The sensitivity varies across each observing band. Table 7 gives the frequency ranges for each band at which the sensitivity degrades by 10% and by a factor of two for the VLA receivers. Also included are the maximum ranges over which the VLA receivers remain operative. At these extreme ends, the system sensitivity is typically 10 to 100 times worse than at band center. Furthermore, not all antennas will operate at these frequencies. For similar information for EVLA antennas, see Section 3.3. In Figure 1, we show the system temperature and number of operable antennas plotted as a function for frequency for K and Q bands.⁴ For all bands, consider consulting a VLA staff scientist if you wish to observe near the band edges.

In view of the importance of observations at the lower edge of the 20-cm band for studies of red-shifted HI, some special words are appropriate to describe the performance of the VLA receivers at frequencies below 1250 MHz. The roll-off of this band at the low frequency edge is very gentle, and useful observations at 1155 MHz and lower have been made. However, not all frequencies can be tuned, as tests have shown there are four 10 MHz wide `notches', centered at 1212, 1182, 1162 and 1150 MHz, within which the array can take no useful data. These notches exist in both RR and LL correlations but vary in shape and central frequency from antenna to antenna. A plot of the relative sensitivity between 1150 and 1250 MHz for the VLA receivers is shown in Figure 2.

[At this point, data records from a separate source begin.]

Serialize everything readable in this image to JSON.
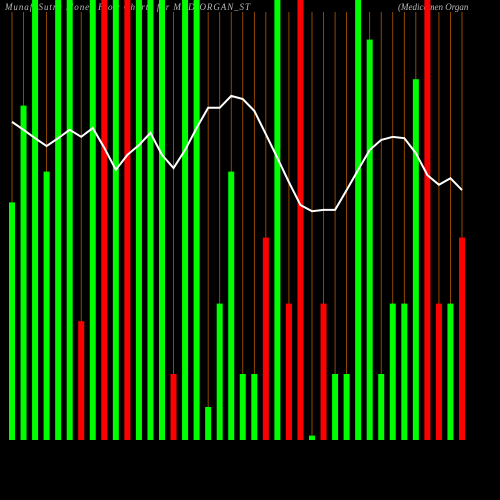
{
  "chart_data": {
    "type": "bar",
    "title": "MunafaSutra Money Flow Charts for MEDIORGAN_ST",
    "subtitle": "(Medicamen Organ",
    "ylim": [
      0,
      100
    ],
    "values": [
      54,
      76,
      100,
      61,
      100,
      100,
      27,
      100,
      100,
      100,
      100,
      100,
      100,
      100,
      15,
      100,
      100,
      7.5,
      31,
      61,
      15,
      15,
      46,
      100,
      31,
      100,
      1,
      31,
      15,
      15,
      100,
      91,
      15,
      31,
      31,
      82,
      100,
      31,
      31,
      46
    ],
    "colors": [
      "#00ff00",
      "#00ff00",
      "#00ff00",
      "#00ff00",
      "#00ff00",
      "#00ff00",
      "#ff0000",
      "#00ff00",
      "#ff0000",
      "#00ff00",
      "#ff0000",
      "#00ff00",
      "#00ff00",
      "#00ff00",
      "#ff0000",
      "#00ff00",
      "#00ff00",
      "#00ff00",
      "#00ff00",
      "#00ff00",
      "#00ff00",
      "#00ff00",
      "#ff0000",
      "#00ff00",
      "#ff0000",
      "#ff0000",
      "#00ff00",
      "#ff0000",
      "#00ff00",
      "#00ff00",
      "#00ff00",
      "#00ff00",
      "#00ff00",
      "#00ff00",
      "#00ff00",
      "#00ff00",
      "#ff0000",
      "#ff0000",
      "#00ff00",
      "#ff0000"
    ],
    "line": {
      "color": "#ffffff",
      "values": [
        72.3,
        70.5,
        68.6,
        66.8,
        68.6,
        70.5,
        68.9,
        70.9,
        66.4,
        61.4,
        64.8,
        67,
        69.8,
        64.8,
        61.8,
        65.9,
        70.9,
        75.5,
        75.5,
        78.2,
        77.5,
        74.8,
        69.5,
        64.1,
        58.6,
        53.4,
        52,
        52.3,
        52.3,
        56.8,
        61.4,
        65.9,
        68.2,
        68.9,
        68.6,
        65.2,
        60.2,
        58,
        59.5,
        56.8
      ]
    },
    "gridcolor": "#b35900"
  }
}
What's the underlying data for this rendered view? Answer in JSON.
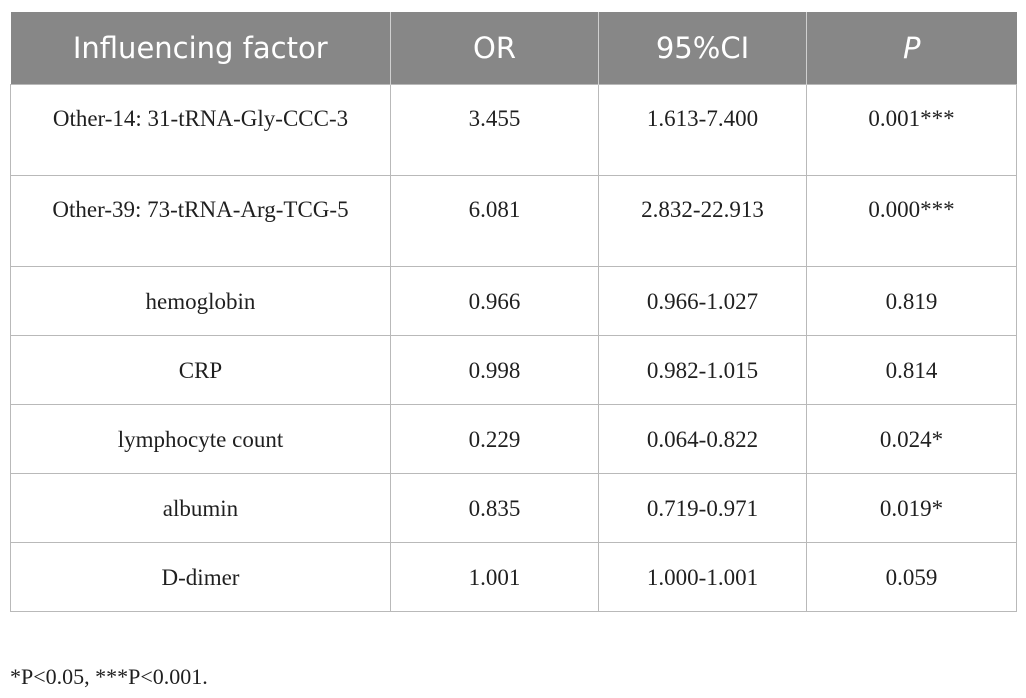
{
  "table": {
    "headers": [
      "Influencing factor",
      "OR",
      "95%CI",
      "P"
    ],
    "rows": [
      {
        "factor": "Other-14: 31-tRNA-Gly-CCC-3",
        "or": "3.455",
        "ci": "1.613-7.400",
        "p": "0.001***"
      },
      {
        "factor": "Other-39: 73-tRNA-Arg-TCG-5",
        "or": "6.081",
        "ci": "2.832-22.913",
        "p": "0.000***"
      },
      {
        "factor": "hemoglobin",
        "or": "0.966",
        "ci": "0.966-1.027",
        "p": "0.819"
      },
      {
        "factor": "CRP",
        "or": "0.998",
        "ci": "0.982-1.015",
        "p": "0.814"
      },
      {
        "factor": "lymphocyte count",
        "or": "0.229",
        "ci": "0.064-0.822",
        "p": "0.024*"
      },
      {
        "factor": "albumin",
        "or": "0.835",
        "ci": "0.719-0.971",
        "p": "0.019*"
      },
      {
        "factor": "D-dimer",
        "or": "1.001",
        "ci": "1.000-1.001",
        "p": "0.059"
      }
    ]
  },
  "footnote": "*P<0.05, ***P<0.001.",
  "colors": {
    "header_bg": "#878787",
    "header_text": "#ffffff",
    "border": "#b9b9b9"
  }
}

Figure 2: VLA Sensitivity Between 1150 and 1250 MHz. This plot shows the relative sensitivity of the VLA at the lower end of the 20 cm band. The dashed line represents the sensitivity at the center of the band, so it can be seen that serious degradation in sensitivity is not notable until below 1190 MHz. The four `notches' are instrumental in origin.

The sensitivity at the low frequency bands (90 cm and 400 cm) is difficult to parameterize. There are two important effects which limit the sensitivity.

1. The diffuse galactic background contributes an important fraction of the total system temperature - especially at 400 cm, where it is the only important contributor. This means that the sensitivity will vary by nearly a factor of 10 between locations on the galactic plane and locations near the galactic poles.
2. The primary beam at both bands is very broad, and the sidelobe levels comparatively high, resulting in significant sensitivity to objects far from the target object. Because of the difficulty in imaging very large fields of view (due to the non-coplanar baseline effect, see Section 3.5.4, and the non-isoplanicity over large angles), the sidelobes of undeconvolved objects in non-imaged areas (essentially the entire 2$\pi$ steradians visible to the antennas!) will appear in the map of the target source. Use of the AIPS program IMAGR will permit removal of the major background objects, and should result in a sensitivity not worse than a factor of two higher than that expected on the basis of the system temperature.